Idaira Prieto

Personal information
- Born: 17 September 1997 (age 28)

Sport
- Sport: Athletics
- Events: Long distance running, Cross country running

= Idaira Prieto =

Spanish long-distance runner

Idaira Prieto (born 17 August 1997) is a Spanish long-distance runner. She became Spanish champion over 10,000 metres in 2025.

==Biography==
Prieto competed as a junior athlete for the Athletics Technical Specialization Center (CETA) and the CAS Ciudad de Segovia. She later ran for the Bilbao Santutxu Athletics Club, and in 2018 became the cross country running champion of Castilla y León, also winning the under-23 category at the race.
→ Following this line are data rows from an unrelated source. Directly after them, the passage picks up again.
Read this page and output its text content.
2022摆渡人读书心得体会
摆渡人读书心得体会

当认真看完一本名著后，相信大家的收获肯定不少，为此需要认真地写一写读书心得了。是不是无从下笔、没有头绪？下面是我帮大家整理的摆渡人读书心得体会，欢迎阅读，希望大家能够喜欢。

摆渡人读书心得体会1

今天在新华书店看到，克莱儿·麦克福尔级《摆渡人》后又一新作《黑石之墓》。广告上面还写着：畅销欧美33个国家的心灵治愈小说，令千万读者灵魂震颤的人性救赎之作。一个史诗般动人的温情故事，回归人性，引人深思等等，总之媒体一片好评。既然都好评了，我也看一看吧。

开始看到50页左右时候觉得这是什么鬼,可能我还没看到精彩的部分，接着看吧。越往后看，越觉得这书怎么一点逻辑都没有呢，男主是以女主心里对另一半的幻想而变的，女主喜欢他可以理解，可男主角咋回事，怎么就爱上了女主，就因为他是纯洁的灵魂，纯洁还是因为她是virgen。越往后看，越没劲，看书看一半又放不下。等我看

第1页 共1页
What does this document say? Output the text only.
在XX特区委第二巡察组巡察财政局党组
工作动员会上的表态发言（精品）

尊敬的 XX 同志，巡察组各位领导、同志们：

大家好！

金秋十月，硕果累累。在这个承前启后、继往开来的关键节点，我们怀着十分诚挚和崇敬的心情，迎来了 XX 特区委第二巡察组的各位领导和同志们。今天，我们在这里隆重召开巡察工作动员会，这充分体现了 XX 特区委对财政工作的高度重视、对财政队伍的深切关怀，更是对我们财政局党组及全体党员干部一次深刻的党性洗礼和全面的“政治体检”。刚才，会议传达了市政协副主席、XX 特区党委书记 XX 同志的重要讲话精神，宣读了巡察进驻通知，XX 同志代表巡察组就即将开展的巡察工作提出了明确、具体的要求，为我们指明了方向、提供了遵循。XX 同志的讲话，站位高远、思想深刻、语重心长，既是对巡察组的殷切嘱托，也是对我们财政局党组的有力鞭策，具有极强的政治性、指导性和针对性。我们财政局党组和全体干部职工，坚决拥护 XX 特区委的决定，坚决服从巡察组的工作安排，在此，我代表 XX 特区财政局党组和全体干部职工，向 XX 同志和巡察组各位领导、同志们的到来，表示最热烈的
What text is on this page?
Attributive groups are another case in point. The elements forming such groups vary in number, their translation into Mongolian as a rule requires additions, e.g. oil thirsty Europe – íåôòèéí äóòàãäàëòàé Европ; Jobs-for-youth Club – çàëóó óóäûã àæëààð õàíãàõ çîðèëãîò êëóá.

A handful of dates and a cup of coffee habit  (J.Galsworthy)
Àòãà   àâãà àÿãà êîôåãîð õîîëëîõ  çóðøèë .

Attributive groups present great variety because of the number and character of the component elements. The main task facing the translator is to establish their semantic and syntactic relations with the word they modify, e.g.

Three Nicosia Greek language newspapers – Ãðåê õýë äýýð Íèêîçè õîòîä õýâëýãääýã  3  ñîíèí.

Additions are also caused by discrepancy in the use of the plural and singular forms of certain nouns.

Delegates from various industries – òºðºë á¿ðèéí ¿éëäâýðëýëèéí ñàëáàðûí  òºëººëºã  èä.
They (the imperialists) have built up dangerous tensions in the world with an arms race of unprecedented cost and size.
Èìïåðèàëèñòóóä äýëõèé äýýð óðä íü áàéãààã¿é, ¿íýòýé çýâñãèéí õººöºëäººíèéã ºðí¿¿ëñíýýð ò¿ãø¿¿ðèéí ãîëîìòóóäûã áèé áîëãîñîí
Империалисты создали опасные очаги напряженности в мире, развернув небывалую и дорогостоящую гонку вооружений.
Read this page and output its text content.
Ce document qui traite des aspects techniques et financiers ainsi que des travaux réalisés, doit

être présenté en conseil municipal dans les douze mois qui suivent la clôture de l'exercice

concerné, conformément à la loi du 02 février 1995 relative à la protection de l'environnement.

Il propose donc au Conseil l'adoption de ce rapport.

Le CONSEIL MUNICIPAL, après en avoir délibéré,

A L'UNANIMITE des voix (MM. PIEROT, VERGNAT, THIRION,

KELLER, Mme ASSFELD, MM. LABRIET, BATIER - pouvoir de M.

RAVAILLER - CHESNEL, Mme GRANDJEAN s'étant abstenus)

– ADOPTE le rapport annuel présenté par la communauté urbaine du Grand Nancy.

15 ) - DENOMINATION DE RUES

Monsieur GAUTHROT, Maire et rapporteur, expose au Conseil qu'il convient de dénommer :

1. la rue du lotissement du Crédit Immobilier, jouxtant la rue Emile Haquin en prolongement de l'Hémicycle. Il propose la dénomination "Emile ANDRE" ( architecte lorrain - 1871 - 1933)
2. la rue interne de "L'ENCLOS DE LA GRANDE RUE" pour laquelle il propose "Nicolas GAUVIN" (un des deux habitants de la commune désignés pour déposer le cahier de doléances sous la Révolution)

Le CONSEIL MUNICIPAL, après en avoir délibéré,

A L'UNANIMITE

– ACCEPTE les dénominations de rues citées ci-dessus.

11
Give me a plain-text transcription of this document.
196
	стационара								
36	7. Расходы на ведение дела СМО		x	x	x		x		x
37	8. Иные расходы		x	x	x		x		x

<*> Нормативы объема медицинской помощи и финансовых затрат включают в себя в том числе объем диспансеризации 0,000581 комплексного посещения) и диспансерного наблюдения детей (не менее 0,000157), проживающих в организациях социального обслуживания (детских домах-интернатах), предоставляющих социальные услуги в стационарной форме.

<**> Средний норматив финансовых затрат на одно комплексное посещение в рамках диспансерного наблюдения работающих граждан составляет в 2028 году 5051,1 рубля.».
She won the Castilla y Leon cross country championship title in January 2024. She won the Urban Mile of Barco road race in September 2024. Later that year, she made her senior debut competing for Spain at the 2024 European Cross Country Championships in Antalya, Spain.

Prieto competed Spain over 3000 metres at the 2025 European Athletics Indoor Championships in Apeldoorn, Netherlands. Prieto won the Spanish national title over 10,000 metres in May 2025, running a personal best time of 32:50.75. In September 2025, she competed over 5000 metres at the 2025 World Championships in Tokyo, Japan, without advancing to the final.

On 16 November, she placed fourth at the Cross Internacional de Soria on the World Athletics Cross Country Tour. In December, she placed sevententh at the 2025 European Cross Country Championships in Lagoa, Portugal, in the senior women's race. On 10 January 2026, she placed 28th overall at the 2026 World Athletics Cross Country Championships. In February 2026, she placed fifth at the Almond Blossom Cross Country race, in Albufeira, Portugal. In August, she competed at the 2026 European Championships in Birmingham, England, finishing in fourth place in the 10,000 metres in a personal best time of 31:59.84, and placing ninth in the 5000 metres.

==Personal life==
From Segovia, Prieto is the daughter of Spanish distance runner Antonio Prieto.